Stage 19 of the Tour de France took a little diversion through Marcel Proust’s Illiers-Combray, which describes itself as “the cradle” of his masterwork, A La Recherche de Temps Perdu. If Bradley Wiggins has managed to capture the hearts of the French, that can be partly explained by the way he harks back to the 1960s, reminding them of Tom Simpson, the most popular Englishman ever to race a bike in France — and English mod culture, which ran parallel to Simpson’s career.
Wiggins’s appearance, cup of tea in hand, on last week’s rest day was an obvious reference to an iconic picture of “Major Tom,” cup of tea in hand, which appeared in the newspaper l’Equipe the day Simpson became the first Briton to win the yellow jersey in 1962.
The Air Force roundel that is used for the “O” in the Wiggo on his racing jersey has also aroused interest. Wiggins’s tongue-in-cheek answer was that the red, white and blue was to show his affection for France’s hero and king of the mountains Thomas Voeckler.
The Tour, it seems, is well on the way to boasting its first mod winner, with massive sideburns, a large collection of guitars and a loudly proclaimed love of The Who and The Jam. However, part of the French liking for the rider who has dominated their Tour for the past two weeks can be explained by the fact that he spent the first six years of his road racing career in France.
“Wiggo le froggy,” read a banner headline in Saturday’s l’Equipe, effectively claiming the man as their own. There is a delightful irony in this: The French have not won the Tour since Bernard Hinault secured his fifth win in 1985, and three of their best teams, Francaise des Jeux, Credit Agricole and Cofidis, will all have let this year’s winner slip through their grasp.
Living in France, learning French and developing a near perfect accent has enabled Wiggins to speak fluently — when he so chooses — on live television after every stage. That is in glaring contrast with Lance Armstrong, who never picked up French. Wiggins’s mastery of cycling’s lingua franca derived partly from a morning television program that he used to record in his apartment in Nantes, France, but also from his widely reported talent for mimicry. Simpson was similarly fluent in French, able to produce cultured puns and brutal put-downs alike.

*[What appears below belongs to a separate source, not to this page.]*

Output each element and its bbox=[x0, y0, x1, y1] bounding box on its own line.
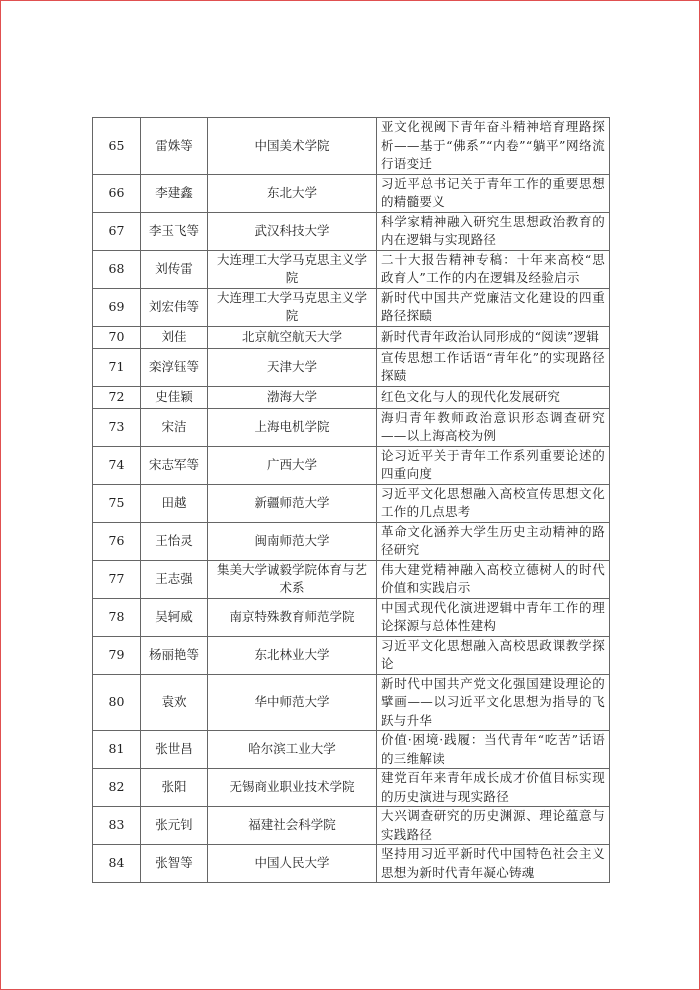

“He had a surprising knowledge of cycling culture,” said the French climber Jean-Cyril Robin, a teammate at Wiggins’s first team, La Francaise des Jeux, which he joined in 2002. “I had no idea who he was, but he knew who I was.”
His directeur sportif at the team, Marc Madiot, noticed the same thing.
“He was like a big giraffe who’s just come out of the bush, a bit turbulent,” Madiot said. “He was a simple character, completely in love with track cycling, with no rough edges and just wanted to earn a living.”
Philippe Brunel, chief sportswriter at l’Equipe, feels that if Wiggins has hints of Simpson off the bike, in the sharp way he dresses and his readiness with a put-down, he is not the same kind of champion when he races.
“He’s come the same way, through France, which is a kind of unavoidable rite of passage for British cyclists. You can’t compare generations. Wiggins is a product of his generation, like [five-time Tour winner] Jacques Anquetil, a rider who focused on the time trial stages and controlled the opposition in the mountains,” Brunel says.